The mountain called Donald Trump is still out there, but it doesn’t stand out nearly as prominently as other peaks come into view. Seeing the last of his handpicked candidates go down in defeat wasn’t even the worst part of the former president’s day Tuesday, as his company was found guilty of several counts of fraud. But it did come with a special irony.
In recent weeks, Gov. Brian Kemp has begun quietly putting together the apparatus that would enable him to put away money to run for the Senate or, let’s just say, president. Kemp has been the great beneficiary of Trump’s spitefulness. Trump will get the blame now for Herschel Walker’s defeat, and Kemp will get the credit for making this race as close as it was.
Noticeably absent from this new landscape is any second-day quarrel about the outcome. Walker, in the best moment of his campaign, demonstrated Tuesday night that he knew how to read a scoreboard better than Trump, or the Arizona election denier Kari Lake. Without conceding to Sen. Raphael Warnock directly, he acknowledged his loss and affirmed his loyalty to the Constitution. The outcome was clear, but Walker by his conduct left no room for pointless denials.

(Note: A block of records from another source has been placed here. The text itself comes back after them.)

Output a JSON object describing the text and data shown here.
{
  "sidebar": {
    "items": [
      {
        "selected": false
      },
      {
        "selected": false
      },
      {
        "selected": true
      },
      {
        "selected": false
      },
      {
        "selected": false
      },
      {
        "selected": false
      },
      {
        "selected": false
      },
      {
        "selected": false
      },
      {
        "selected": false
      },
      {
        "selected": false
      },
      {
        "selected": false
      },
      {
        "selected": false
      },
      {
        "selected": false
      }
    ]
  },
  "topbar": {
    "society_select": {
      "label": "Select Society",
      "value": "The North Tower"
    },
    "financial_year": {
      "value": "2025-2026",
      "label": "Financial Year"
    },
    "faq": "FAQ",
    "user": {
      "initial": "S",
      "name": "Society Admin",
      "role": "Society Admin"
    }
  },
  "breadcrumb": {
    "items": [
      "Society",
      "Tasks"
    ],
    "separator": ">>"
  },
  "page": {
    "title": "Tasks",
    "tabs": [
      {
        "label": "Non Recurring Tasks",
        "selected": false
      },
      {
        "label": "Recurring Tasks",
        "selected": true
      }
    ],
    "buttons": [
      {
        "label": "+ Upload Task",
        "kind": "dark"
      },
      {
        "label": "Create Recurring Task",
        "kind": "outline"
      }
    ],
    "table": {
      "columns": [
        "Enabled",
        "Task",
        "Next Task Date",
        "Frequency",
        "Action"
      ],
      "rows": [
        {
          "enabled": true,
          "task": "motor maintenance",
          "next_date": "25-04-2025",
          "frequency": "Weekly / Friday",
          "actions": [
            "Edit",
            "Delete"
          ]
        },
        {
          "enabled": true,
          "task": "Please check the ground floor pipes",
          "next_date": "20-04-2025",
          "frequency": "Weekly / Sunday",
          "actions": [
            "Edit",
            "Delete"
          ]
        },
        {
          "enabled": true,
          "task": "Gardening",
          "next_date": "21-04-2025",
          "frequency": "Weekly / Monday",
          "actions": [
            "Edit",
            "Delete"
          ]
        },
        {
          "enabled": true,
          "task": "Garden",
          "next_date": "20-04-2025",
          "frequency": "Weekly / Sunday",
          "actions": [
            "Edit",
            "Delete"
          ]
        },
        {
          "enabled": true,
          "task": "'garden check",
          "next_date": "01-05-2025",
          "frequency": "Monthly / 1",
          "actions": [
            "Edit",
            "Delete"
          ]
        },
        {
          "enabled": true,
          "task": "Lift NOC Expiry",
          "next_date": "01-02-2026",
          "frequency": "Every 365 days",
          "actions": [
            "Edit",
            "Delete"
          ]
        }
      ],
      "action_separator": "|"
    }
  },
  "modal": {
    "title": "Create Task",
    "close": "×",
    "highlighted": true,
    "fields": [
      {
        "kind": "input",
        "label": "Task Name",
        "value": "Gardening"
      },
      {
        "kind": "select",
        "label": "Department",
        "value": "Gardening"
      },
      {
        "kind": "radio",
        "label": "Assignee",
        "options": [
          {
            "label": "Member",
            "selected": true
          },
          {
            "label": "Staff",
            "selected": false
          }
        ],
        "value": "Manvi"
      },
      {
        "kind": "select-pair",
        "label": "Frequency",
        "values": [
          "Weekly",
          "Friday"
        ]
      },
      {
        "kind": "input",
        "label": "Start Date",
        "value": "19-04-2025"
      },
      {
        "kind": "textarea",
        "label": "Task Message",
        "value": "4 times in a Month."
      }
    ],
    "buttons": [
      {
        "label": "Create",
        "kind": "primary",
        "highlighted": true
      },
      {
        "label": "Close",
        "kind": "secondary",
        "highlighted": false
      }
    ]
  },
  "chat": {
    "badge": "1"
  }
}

What is coming into focus instead is a newly inflamed issue for Democrats. Whatever legal justification Secretary of State Brad Raffensperger may have had for attempting to prohibit early voting on the Saturday before Thanksgiving, it was a gift to the Warnock campaign. The attempt to cut out an early voting day because it came after what used to be the holiday honoring Robert E. Lee got shot down in court. More important, it enraged Democratic voters just as the early voting period began.
After the 2020 election, majority-Republican legislatures across the country passed more restrictive election laws. This runoff campaign demonstrated how effective the Georgia law was in riling up Democrats and how ineffective it was in keeping them away from the polls. To the degree they force average voters to wait longer in line or go to more trouble to get an absentee ballot, each one of these laws is gold for the Democrats.
Warnock seemed keenly aware of this Tuesday night, in a victory speech the New York Times called “soaring” the next day.
“Let me be clear. The fact that millions of Georgians endured hours in lines – and were willing to spend hours in line – lines that wrapped around buildings and went on for blocks, lines in the cold, lines in the rain, is most certainly not a sign voter suppression does not exist,” Warnock said. “Instead, it is proof that you, the people, will not allow your voices to be silenced.”
Georgia has been described in recent years as a state becoming purple. As the fogs lift, what we see instead is a red state with two blue U.S. senators. The politics of this state has been uniquely shaped by the turbulence of the last few years, and with Tuesday’s result, it has produced two emergent national figures: Kemp, the architect of what you might call post-Trump Red State Republicanism, and Warnock, a minister who has proved himself to be the toughest campaigner Georgia Democrats have had in a long time.
It will be interesting to see what Warnock can do when he doesn’t have to run again for six years. It’s almost inevitable that in the wake of this victory he will be the subject of some short or long-term presidential speculation. This also would not be happening but for the blundering hand of Donald Trump.
Warnock raised a record amount of money and conducted an excellent campaign. If Gary Black — a Georgia Republican without charisma or a national name — had been his opponent, I’m not sure that would have been enough to put Warnock over the top. The Georgia Republican Party continues to generate a remarkable number of votes in places where the population is small in comparison to Metro Atlanta, but in all but the reddest and smallest rural counties, Warnock increased the Democratic share of the vote.